O documento introduz a obrigação para clérigos e religiosos de apontar os abusos e solicitar a toda diocese de ter um sistema facilmente acessível ao público para receber as indicações. Para ajudar os dicastérios na aplicação do Motu proprio é instituído um encontro presidido por dom Filippo Iannone, presidente do Pontifício Conselho para os Textos Legislativos, em que participam representantes da Secretaria de Estado e das Congregações para a Doutrina da Fé, para as Igrejas Orientais, para os Bispos, para a Evangelização dos Povos, para o Clero, para os Institutos de Vida Consagrada.
Abusos, fim do segredo pontifício
No final do ano passado, o Papa faz um passo além: em 17 de dezembro são oficializados dois rescritos assinados pelo cardeal Pietro Parolin, secretário de Estado do Vaticano. O primeiro, que gera grande eco midiático, promulga a Instrução com a qual Francisco cancela o “segredo pontifício”, quer dar certeza sobre o modo de se comportar – e, assim, sobre o grau de reserva a ser adotado – nos casos de denúncias de abusos sexuais cometidos pelo clero e religiosos e sobre eventuais coberturas e silêncios por parte de autoridades eclesiásticas.

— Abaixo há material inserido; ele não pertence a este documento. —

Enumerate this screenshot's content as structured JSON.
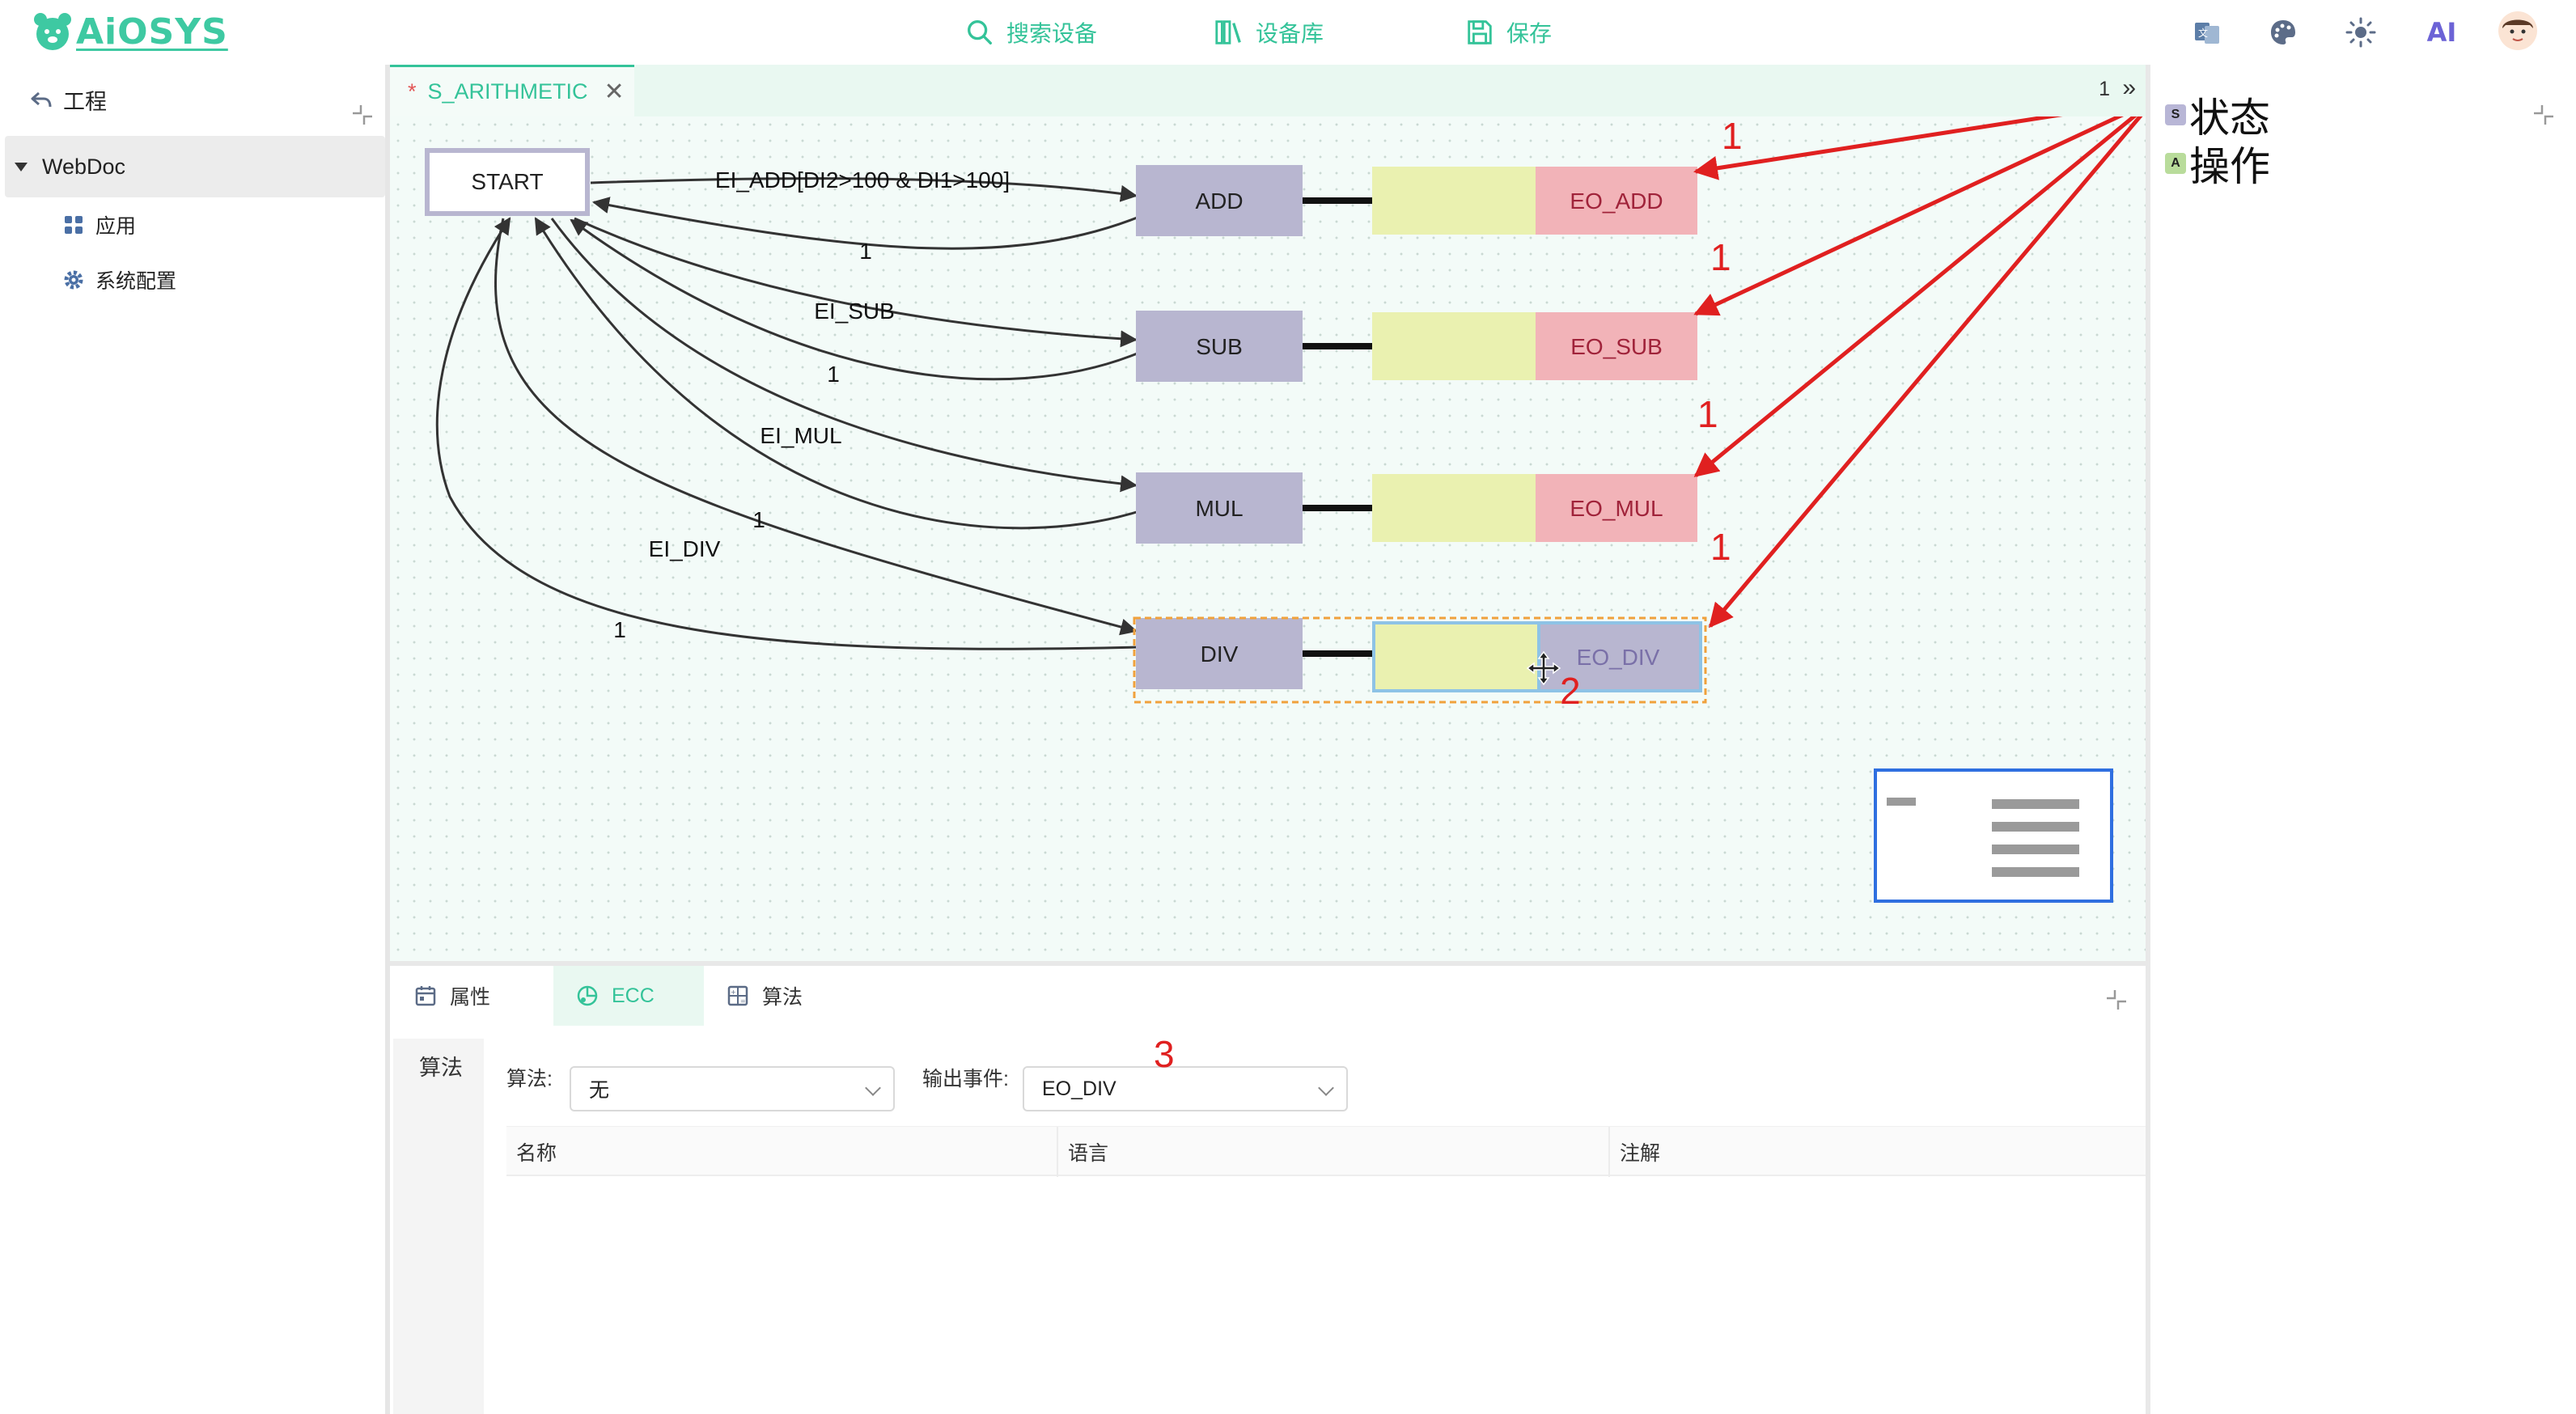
{
  "header": {
    "logo_text": "AiOSYS",
    "nav": [
      {
        "label": "搜索设备",
        "icon": "search-icon"
      },
      {
        "label": "设备库",
        "icon": "library-icon"
      },
      {
        "label": "保存",
        "icon": "save-icon"
      }
    ],
    "ai_label": "AI",
    "accent_color": "#34c399"
  },
  "sidebar": {
    "project_label": "工程",
    "root_label": "WebDoc",
    "items": [
      {
        "label": "应用",
        "icon": "apps-icon"
      },
      {
        "label": "系统配置",
        "icon": "gear-icon"
      }
    ]
  },
  "editor": {
    "tab": {
      "modified_marker": "*",
      "label": "S_ARITHMETIC"
    },
    "tab_count": "1",
    "tab_more": "»"
  },
  "diagram": {
    "start_label": "START",
    "states": [
      {
        "label": "ADD",
        "output": "EO_ADD"
      },
      {
        "label": "SUB",
        "output": "EO_SUB"
      },
      {
        "label": "MUL",
        "output": "EO_MUL"
      },
      {
        "label": "DIV",
        "output": "EO_DIV"
      }
    ],
    "transitions": [
      {
        "condition": "EI_ADD[DI2>100 & DI1>100]",
        "return": "1"
      },
      {
        "condition": "EI_SUB",
        "return": "1"
      },
      {
        "condition": "EI_MUL",
        "return": "1"
      },
      {
        "condition": "EI_DIV",
        "return": "1"
      }
    ],
    "annotations": {
      "arrow_counts": [
        "1",
        "1",
        "1",
        "1"
      ],
      "selected_marker": "2"
    },
    "colors": {
      "state": "#b8b6d0",
      "algo": "#eaf1b0",
      "output": "#f2b3b8",
      "annotation": "#e02020",
      "selection": "#f0a13c"
    }
  },
  "right_panel": {
    "items": [
      {
        "label": "状态",
        "badge": "S",
        "badge_color": "#b8b6d6"
      },
      {
        "label": "操作",
        "badge": "A",
        "badge_color": "#b9dc9b"
      }
    ]
  },
  "bottom_panel": {
    "tabs": [
      {
        "label": "属性",
        "icon": "calendar-icon"
      },
      {
        "label": "ECC",
        "icon": "ecc-icon"
      },
      {
        "label": "算法",
        "icon": "algorithm-icon"
      }
    ],
    "side_tab": "算法",
    "algorithm_label": "算法:",
    "algorithm_value": "无",
    "output_event_label": "输出事件:",
    "output_event_value": "EO_DIV",
    "marker": "3",
    "columns": [
      "名称",
      "语言",
      "注解"
    ]
  }
}
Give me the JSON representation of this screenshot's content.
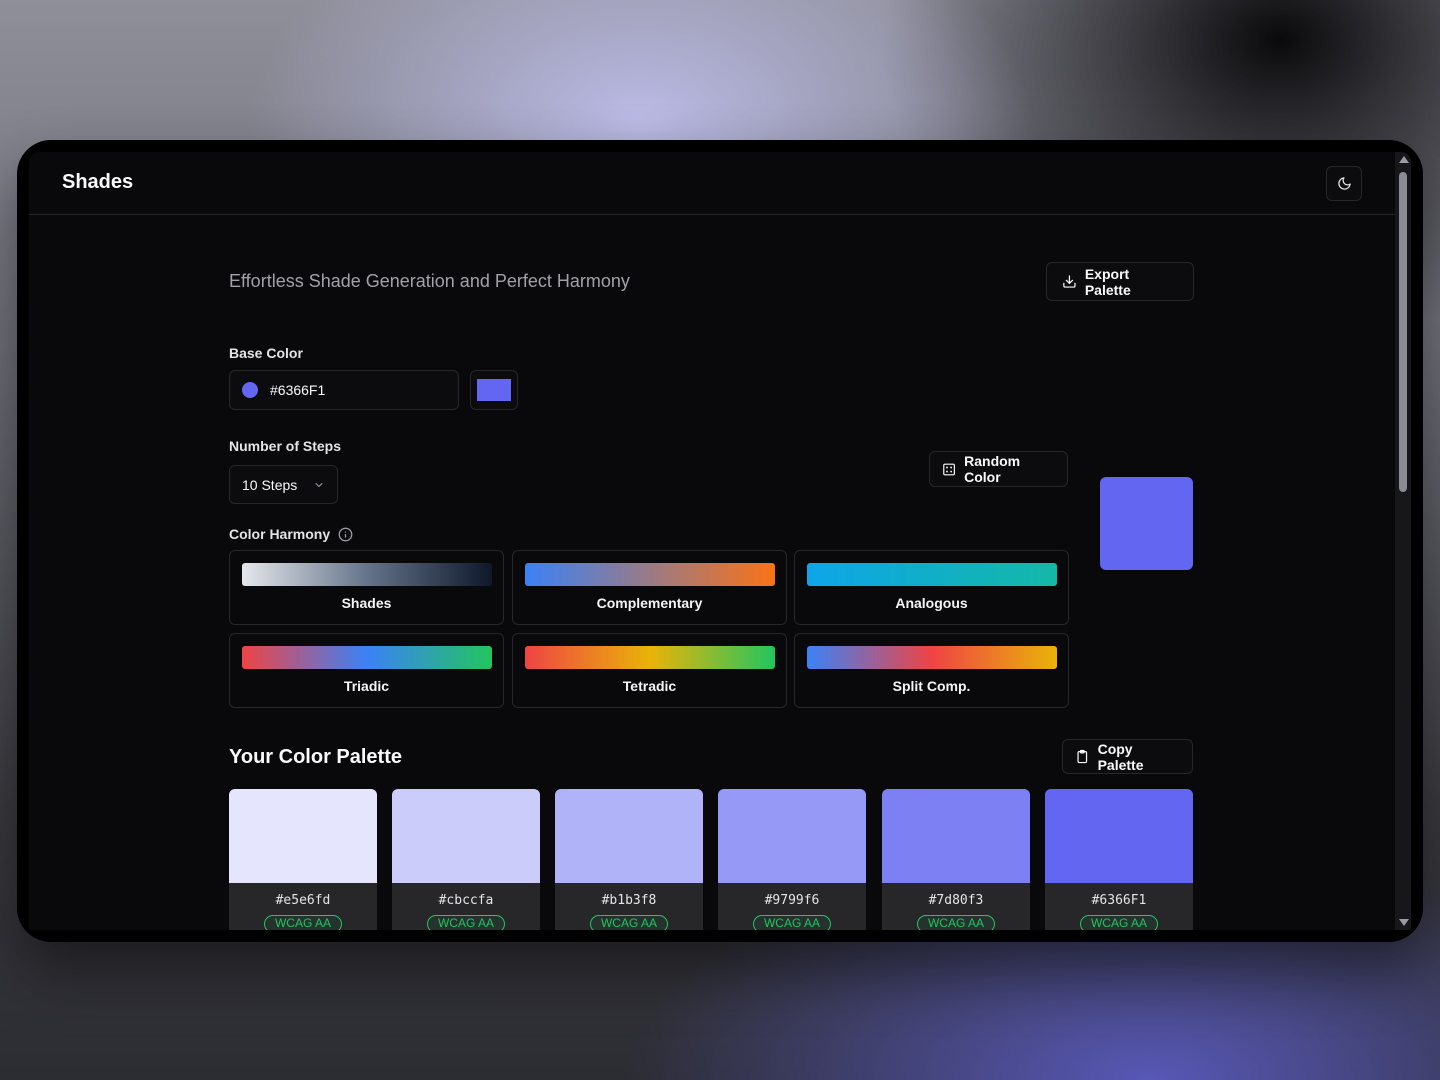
{
  "app": {
    "title": "Shades"
  },
  "header": {
    "tagline": "Effortless Shade Generation and Perfect Harmony",
    "export_label": "Export Palette"
  },
  "base_color": {
    "label": "Base Color",
    "value": "#6366F1",
    "color": "#6366F1"
  },
  "steps": {
    "label": "Number of Steps",
    "value": "10 Steps"
  },
  "random": {
    "label": "Random Color"
  },
  "harmony": {
    "label": "Color Harmony",
    "options": [
      {
        "name": "Shades",
        "gradient": "linear-gradient(90deg,#e5e7eb,#64748b 50%,#0f172a)"
      },
      {
        "name": "Complementary",
        "gradient": "linear-gradient(90deg,#3b82f6,#f97316)"
      },
      {
        "name": "Analogous",
        "gradient": "linear-gradient(90deg,#0ea5e9,#14b8a6)"
      },
      {
        "name": "Triadic",
        "gradient": "linear-gradient(90deg,#ef4444,#3b82f6 50%,#22c55e)"
      },
      {
        "name": "Tetradic",
        "gradient": "linear-gradient(90deg,#ef4444,#eab308 50%,#22c55e)"
      },
      {
        "name": "Split Comp.",
        "gradient": "linear-gradient(90deg,#3b82f6,#ef4444 50%,#eab308)"
      }
    ]
  },
  "palette": {
    "title": "Your Color Palette",
    "copy_label": "Copy Palette",
    "swatches": [
      {
        "hex": "#e5e6fd",
        "badge": "WCAG AA"
      },
      {
        "hex": "#cbccfa",
        "badge": "WCAG AA"
      },
      {
        "hex": "#b1b3f8",
        "badge": "WCAG AA"
      },
      {
        "hex": "#9799f6",
        "badge": "WCAG AA"
      },
      {
        "hex": "#7d80f3",
        "badge": "WCAG AA"
      },
      {
        "hex": "#6366F1",
        "badge": "WCAG AA"
      }
    ]
  }
}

O segundo rescrito introduz modificações às Normae de gravioribus delictis. Uma dessas configura como reato da parte de um clérigo a aquisição, a detenção ou a divulgação de imagens pornográficas de menores considerados tais, não mais até os 14 anos, mas até os 18 anos. Uma outra é aquela que concede a faculdade de exercitar o papel de advogado e procurador não mais como antes a um clérigo, mas a “um fiel, provido de doutorado em Direito Canônico”.